Un fin sourire se dessina sur les lèvres du philosophe. Il entrouvrit les yeux:

«Patience! dit-il, vous n’êtes pas arrivé au bout de votre rêve, ni moi au bout de mon récit. Vous aurez bientôt d’autres sujets d’étonnement.

«Je ne vous ai pas encore parlé du docteur Wickson. Il est temps que je vous en touche deux mots.

«Revenons, si vous le voulez bien, au jour de l’autopsie. Je vous ai déjà dit que mon opinion formelle était que la justice et vous aviez été dupés par une ruse adroite.

«Mais je ne vous ai pas fait part d’une autre découverte qui est venue changer cette opinion en conviction arrêtée.

«J’ai remarqué que, lorsqu’il s’approcha du corps, le premier mouvement du docteur indien fut de rejeter un coin du drap sur les pieds du défunt.

«Ce geste vous a naturellement échappé, mais je l’ai noté, et j’ai aussitôt résolu d’éclaircir ce fait.

«Dans l’après-midi de ce jour, – deux heures environ après que je vous eus quitté, – je retournai à l’hôtel Bréhat-Lenoir et, donnant pour prétexte à M. Prosper que vous aviez oublié un papier important et que vous m’aviez chargé de revenir le chercher, je montai dans le cabinet où gisait le cadavre.

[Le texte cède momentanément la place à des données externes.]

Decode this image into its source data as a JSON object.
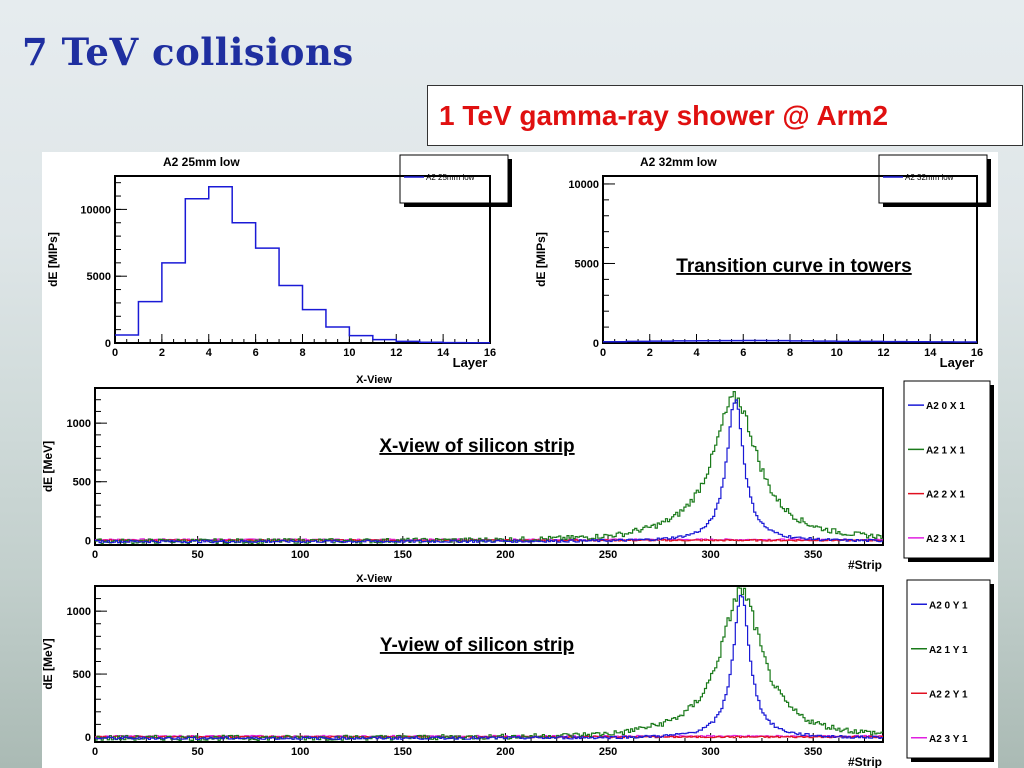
{
  "slide": {
    "title": "7 TeV collisions",
    "subtitle": "1 TeV gamma-ray shower @ Arm2"
  },
  "chart_data": [
    {
      "type": "line",
      "title": "A2 25mm low",
      "xlabel": "Layer",
      "xlabel_below": "X-View",
      "ylabel": "dE [MIPs]",
      "xlim": [
        0,
        16
      ],
      "ylim": [
        0,
        12500
      ],
      "xticks": [
        "0",
        "2",
        "4",
        "6",
        "8",
        "10",
        "12",
        "14",
        "16"
      ],
      "yticks": [
        "0",
        "5000",
        "10000"
      ],
      "legend": [
        "A2 25mm low"
      ],
      "legend_position": "top-right",
      "series": [
        {
          "name": "A2 25mm low",
          "color": "#1a1ad6",
          "values": [
            600,
            3100,
            6000,
            10800,
            11700,
            9000,
            7100,
            4300,
            2500,
            1200,
            550,
            250,
            120,
            60,
            30,
            20
          ]
        }
      ]
    },
    {
      "type": "line",
      "title": "A2 32mm low",
      "xlabel": "Layer",
      "ylabel": "dE [MIPs]",
      "xlim": [
        0,
        16
      ],
      "ylim": [
        0,
        10500
      ],
      "xticks": [
        "0",
        "2",
        "4",
        "6",
        "8",
        "10",
        "12",
        "14",
        "16"
      ],
      "yticks": [
        "0",
        "5000",
        "10000"
      ],
      "legend": [
        "A2 32mm low"
      ],
      "legend_position": "top-right",
      "annotation": "Transition curve in towers",
      "series": [
        {
          "name": "A2 32mm low",
          "color": "#1a1ad6",
          "values": [
            80,
            100,
            120,
            130,
            140,
            150,
            160,
            150,
            130,
            120,
            100,
            100,
            90,
            80,
            70,
            60
          ]
        }
      ]
    },
    {
      "type": "line",
      "xlabel": "#Strip",
      "xlabel_below": "X-View",
      "ylabel": "dE [MeV]",
      "xlim": [
        0,
        384
      ],
      "ylim": [
        -40,
        1300
      ],
      "xticks": [
        "0",
        "50",
        "100",
        "150",
        "200",
        "250",
        "300",
        "350"
      ],
      "yticks": [
        "0",
        "500",
        "1000"
      ],
      "annotation": "X-view of silicon strip",
      "legend_position": "right",
      "peak": 312,
      "series": [
        {
          "name": "A2 0 X 1",
          "color": "#1a1ad6",
          "peak_value": 1220,
          "width": 5
        },
        {
          "name": "A2 1 X 1",
          "color": "#1a7a1a",
          "peak_value": 1200,
          "width": 13
        },
        {
          "name": "A2 2 X 1",
          "color": "#e01020",
          "peak_value": 0,
          "width": 0
        },
        {
          "name": "A2 3 X 1",
          "color": "#e020e0",
          "peak_value": 0,
          "width": 0
        }
      ]
    },
    {
      "type": "line",
      "xlabel": "#Strip",
      "ylabel": "dE [MeV]",
      "xlim": [
        0,
        384
      ],
      "ylim": [
        -40,
        1200
      ],
      "xticks": [
        "0",
        "50",
        "100",
        "150",
        "200",
        "250",
        "300",
        "350"
      ],
      "yticks": [
        "0",
        "500",
        "1000"
      ],
      "annotation": "Y-view of silicon strip",
      "legend_position": "right",
      "peak": 315,
      "series": [
        {
          "name": "A2 0 Y 1",
          "color": "#1a1ad6",
          "peak_value": 1130,
          "width": 5
        },
        {
          "name": "A2 1 Y 1",
          "color": "#1a7a1a",
          "peak_value": 1150,
          "width": 12
        },
        {
          "name": "A2 2 Y 1",
          "color": "#e01020",
          "peak_value": 0,
          "width": 0
        },
        {
          "name": "A2 3 Y 1",
          "color": "#e020e0",
          "peak_value": 0,
          "width": 0
        }
      ]
    }
  ]
}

«Je me dirigeai vers le corps et levai le drap qui recouvrait les pieds.

«Je fus frappé tout d’abord de la forme assez remarquable des membres inférieurs du défunt.

«Il avait le cou-de-pied déformé par une élévation, une bosse de la grosseur d’un œuf.

«Après un court examen, j’aperçus au talon du pied droit une petite tache noirâtre entourée d’un cercle violet.

«Comme je n’avais pas un instant à perdre, je tirai un canif de ma poche et, pratiquant une incision à cette place, je recueillis dans la boîte de ma montre quelques gouttes d’une liqueur brune mêlée de sang, qui s’échappa de cette légère blessure.

«Rentré chez moi, j’analysai à l’instant même cette liqueur. Vous savez que j’ai étudié la chimie (que n’ai-je pas étudié?), mais il me fut impossible de reconnaître quelle était la substance que j’avais recueillie.

«Je ne me tins pas cependant pour battu.

«J’achetai un lapin vivant et, prenant au bout d’une aiguille une goutte de la liqueur inconnue, je lui fis une légère piqûre à la patte.

«Il mourut au bout de dix secondes comme foudroyé.

«Je savais donc enfin quel avait été l’instrument du crime!

«C’était le curare, ce subtil poison que les Indiens mêlent au venin des serpents, et dont les effets toxiques sont d’une rapidité épouvantable.

«L’assassin est caché sous le lit, attendant le sommeil de la victime; puis, lorsqu’il l’a jugée endormie, il a passé sa main armée de l’aiguille empoisonnée sous les draps, et a fait au talon du dormeur cette piqûre mille fois plus sûre et plus terrible qu’un coup de poignard au cœur.

«Voilà donc encore un fait acquis et que confirme une légère tache de sang que j’ai trouvée sur les draps du lit, à la place où devaient être les pieds du défunt…

«Nous sommes loin, vous le voyez, de l’histoire de l’arsenic!

«Pour moi, l’assassin n’est pas ce malheureux Guérin; c’est M. Bréhat-Kerguen, et je pourrais, dès demain, avec les preuves que j’ai rassemblées, le faire arrêter par la justice… Mais je veux aller plus loin encore!

«Et, puisqu’il faut que tout crime soit dicté par un coupable, je leur prouverai qu’il ne s’agissait pas ici d’un vol de quelques pièces d’or, mais de la suppression d’un testament et d’un vol de trois millions!»